By stepping back and spending some time reading around a subject, playing with ideas and approaches in my mind, and letting myself off the hook for not completing another few pages of writing, I actually do myself and my book a lot of good in the long term.

Writing on Gamish is now well underway. I’ve reached the point, around the 1950s and 60s, when computer scientists were programming the first games. I think I could learn something from the programmers of that era.
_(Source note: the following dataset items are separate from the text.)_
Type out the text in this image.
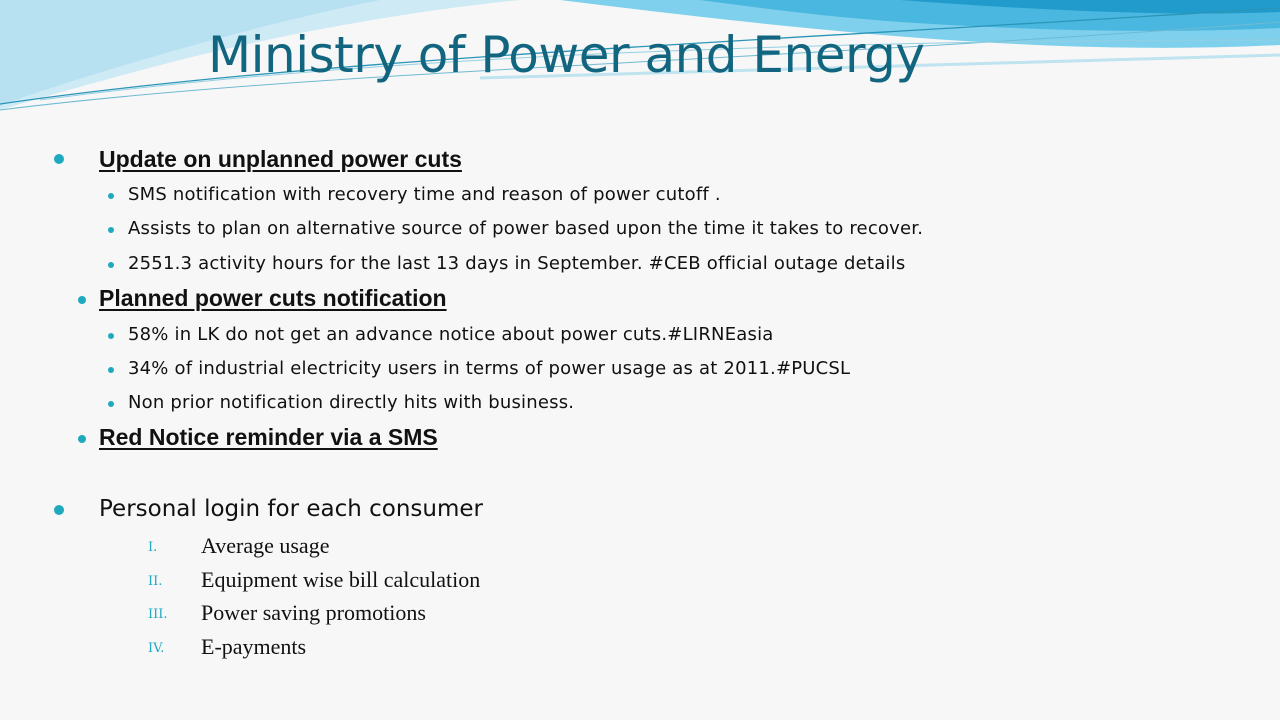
Ministry of Power and Energy
Update on unplanned power cuts
SMS notification with recovery time and reason of power cutoff .
Assists to plan on alternative source of power based upon the time it takes to recover.
2551.3 activity hours for the last 13 days in September. #CEB official outage details
Planned power cuts notification
58% in LK do not get an advance notice about power cuts.#LIRNEasia
34% of industrial electricity users in terms of power usage as at 2011.#PUCSL
Non prior notification directly hits with business.
Red Notice reminder via a SMS
Personal login for each consumer
I. Average usage
II. Equipment wise bill calculation
III. Power saving promotions
IV. E-payments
Employed to develop software for multimillion dollar computers, they spent their free time in play, seeing if they could make these machines into toys or musical instruments.

With a sense of play, and a lack of pressure to produce results, this is where some of the best ideas come from.

I need to step back, and let my mind play for a while…

The Origins of Chess

One of the areas I’m fascinated to explore in the book is the way games have been a part of human life throughout history. While they are often seen as merely entertainment, for me the strongest testament to the importance of games is that they have endured as an artform throughout human history. A game like Chess has spread across the world, crossing numerous cultural boundaries along the way. This game spoke to people like nothing else could – and it has survived for around 1,400 years because of this.

You can easily imagine two people with a knowledge of chess, but separated by language, religion, culture, and even by a span of hundreds of years, being able to sit down together for a game of chess, and instantly connect through it.

This fascinating map shows the spread of chess across the globe after its invention in India around 600 AD. The game evolved as it moved, the pieces gaining their current powers in Spain during the 15th Century. It’s also thought that precursors to chess spread to India from the East and influenced the creation of the game.